Taiwan’s Foxconn, TSMC, NSTC, and NVIDIA to Build a World-Class AI Supercomputer
Taiwan isn’t just building AI GPU supercomputers for the world—it’s building one with the world. At COMPUTEX 2025, NVIDIA CEO Jensen Huang announced a major initiative: Foxconn, the Taiwanese government (via NSTC), TSMC, and NVIDIA will collaborate to build Taiwan’s first large-scale AI supercomputer, designed to power the nation’s AI infrastructure and ecosystem.
This initiative aims to support a broad spectrum of stakeholders—including AI researchers, scientists, students, startups, and major corporations like TSMC and Foxconn, both of which are deeply involved in advanced AI and scientific computing. Foxconn, for example, has extensive operations in robotics, which would greatly benefit from such cutting-edge infrastructure.
Establishing a world-class AI supercomputing hub in Taiwan is not just strategic—it’s essential. It enables NVIDIA to co-develop massive AI supercomputer chips and advanced NVLink connectivity technologies directly within a local ecosystem designed for innovation at scale.
Several Taiwanese tech giants—Pegatron, QCT, Foxconn, GIGABYTE, and ASUS—are showcasing advanced GPU systems designed specifically to harness the full potential of NVIDIA’s Blackwell chips, effectively combining them into a single massive compute unit using NVLink technology. What’s often understated is the enormous complexity of the system architecture and the depth of the software ecosystem required to interconnect these components. This achievement is the result of collaboration among more than 150 Taiwanese companies across sectors including technology, software, and manufacturing, working together over just three years to build a fully integrated platform. It represents not just a technical breakthrough, but a massive industrial investment.
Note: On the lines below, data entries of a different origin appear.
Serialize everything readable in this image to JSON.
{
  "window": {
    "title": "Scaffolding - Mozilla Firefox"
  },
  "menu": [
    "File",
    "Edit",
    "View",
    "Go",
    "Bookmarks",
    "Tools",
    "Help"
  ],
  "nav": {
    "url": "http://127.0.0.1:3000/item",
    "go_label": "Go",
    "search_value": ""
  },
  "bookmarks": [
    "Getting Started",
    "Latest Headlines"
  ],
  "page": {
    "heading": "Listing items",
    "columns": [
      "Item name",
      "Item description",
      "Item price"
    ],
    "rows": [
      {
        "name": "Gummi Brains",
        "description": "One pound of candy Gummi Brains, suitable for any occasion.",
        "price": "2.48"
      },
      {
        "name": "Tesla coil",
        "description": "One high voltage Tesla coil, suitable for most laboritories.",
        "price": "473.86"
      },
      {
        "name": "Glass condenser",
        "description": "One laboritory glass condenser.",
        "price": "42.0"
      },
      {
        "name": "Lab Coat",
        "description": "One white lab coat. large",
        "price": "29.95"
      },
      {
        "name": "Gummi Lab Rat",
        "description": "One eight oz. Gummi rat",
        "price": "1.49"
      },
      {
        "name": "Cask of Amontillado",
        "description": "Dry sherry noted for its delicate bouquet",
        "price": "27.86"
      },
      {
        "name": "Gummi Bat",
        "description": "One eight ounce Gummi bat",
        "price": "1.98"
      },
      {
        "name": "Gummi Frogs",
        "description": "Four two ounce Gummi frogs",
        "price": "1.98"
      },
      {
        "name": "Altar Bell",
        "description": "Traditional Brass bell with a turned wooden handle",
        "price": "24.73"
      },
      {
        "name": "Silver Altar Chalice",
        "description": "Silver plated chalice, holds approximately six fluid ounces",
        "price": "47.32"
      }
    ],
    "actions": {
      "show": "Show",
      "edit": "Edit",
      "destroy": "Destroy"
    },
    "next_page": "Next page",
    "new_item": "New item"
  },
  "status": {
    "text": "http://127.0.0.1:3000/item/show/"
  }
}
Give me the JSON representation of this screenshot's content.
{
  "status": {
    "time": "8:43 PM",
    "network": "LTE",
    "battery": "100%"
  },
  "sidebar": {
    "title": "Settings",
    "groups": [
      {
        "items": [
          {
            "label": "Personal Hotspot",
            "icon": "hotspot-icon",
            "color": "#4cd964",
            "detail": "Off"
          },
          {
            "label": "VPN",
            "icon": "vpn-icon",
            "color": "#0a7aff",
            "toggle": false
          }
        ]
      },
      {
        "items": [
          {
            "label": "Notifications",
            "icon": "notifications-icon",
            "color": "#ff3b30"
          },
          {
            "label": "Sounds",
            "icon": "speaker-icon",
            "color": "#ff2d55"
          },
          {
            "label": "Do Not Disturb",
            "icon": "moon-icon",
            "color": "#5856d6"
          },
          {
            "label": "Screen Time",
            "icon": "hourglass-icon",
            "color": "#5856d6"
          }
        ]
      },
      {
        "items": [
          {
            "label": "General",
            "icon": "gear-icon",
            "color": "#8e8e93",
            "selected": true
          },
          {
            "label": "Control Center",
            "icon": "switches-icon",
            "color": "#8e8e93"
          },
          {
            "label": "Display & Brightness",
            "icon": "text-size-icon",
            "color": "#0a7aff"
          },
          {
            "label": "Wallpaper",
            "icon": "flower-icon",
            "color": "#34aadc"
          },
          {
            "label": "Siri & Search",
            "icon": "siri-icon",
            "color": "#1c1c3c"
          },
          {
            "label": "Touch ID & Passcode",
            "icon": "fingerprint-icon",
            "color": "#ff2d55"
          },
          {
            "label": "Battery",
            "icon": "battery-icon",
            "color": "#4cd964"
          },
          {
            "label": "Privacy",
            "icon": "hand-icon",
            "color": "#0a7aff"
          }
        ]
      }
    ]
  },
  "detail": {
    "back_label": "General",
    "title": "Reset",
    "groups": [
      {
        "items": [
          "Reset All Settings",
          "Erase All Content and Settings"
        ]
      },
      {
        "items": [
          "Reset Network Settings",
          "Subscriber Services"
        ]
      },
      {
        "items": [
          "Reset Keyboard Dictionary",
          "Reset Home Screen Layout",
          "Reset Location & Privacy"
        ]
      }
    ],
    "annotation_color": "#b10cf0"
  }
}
And now, thanks to this ecosystem, anyone aiming to build an AI data center can do so—by deploying NVIDIA GB200s, GB300s, or other accelerated computing systems—powered by the same scalable infrastructure pioneered in Taiwan.
NVIDIA NVLink Fusion: Building the Future of Semi-Custom AI Infrastructure
With NVIDIA NVLink Fusion, organizations can now build semi-custom AI infrastructures tailored to their specific workloads—some optimized with more CPUs, others with NVIDIA GPUs or even custom ASICs (Application-Specific Integrated Circuits).
The breakthrough lies in NVLink, NVIDIA’s high-bandwidth, low-latency interconnect, which allows these hybrid systems to scale up and function as powerful unified computers. NVLink is now available as a flexible architectural ingredient that anyone can integrate into their own designs.
Here’s how NVLink Fusion works: It enables the construction of an end-to-end NVIDIA AI supercomputing platform—including NVIDIA GPUs, CPUs, NVLink chiplets and switches, TPUs, and networking solutions such as Spectrum-XEthernet or InfiniBand NICs. Even if you use a third-party CPU or ASIC, NVIDIA provides chip-to-chip NVLink interfaces to connect seamlessly with Blackwell GPUs—or future architectures like Reuben.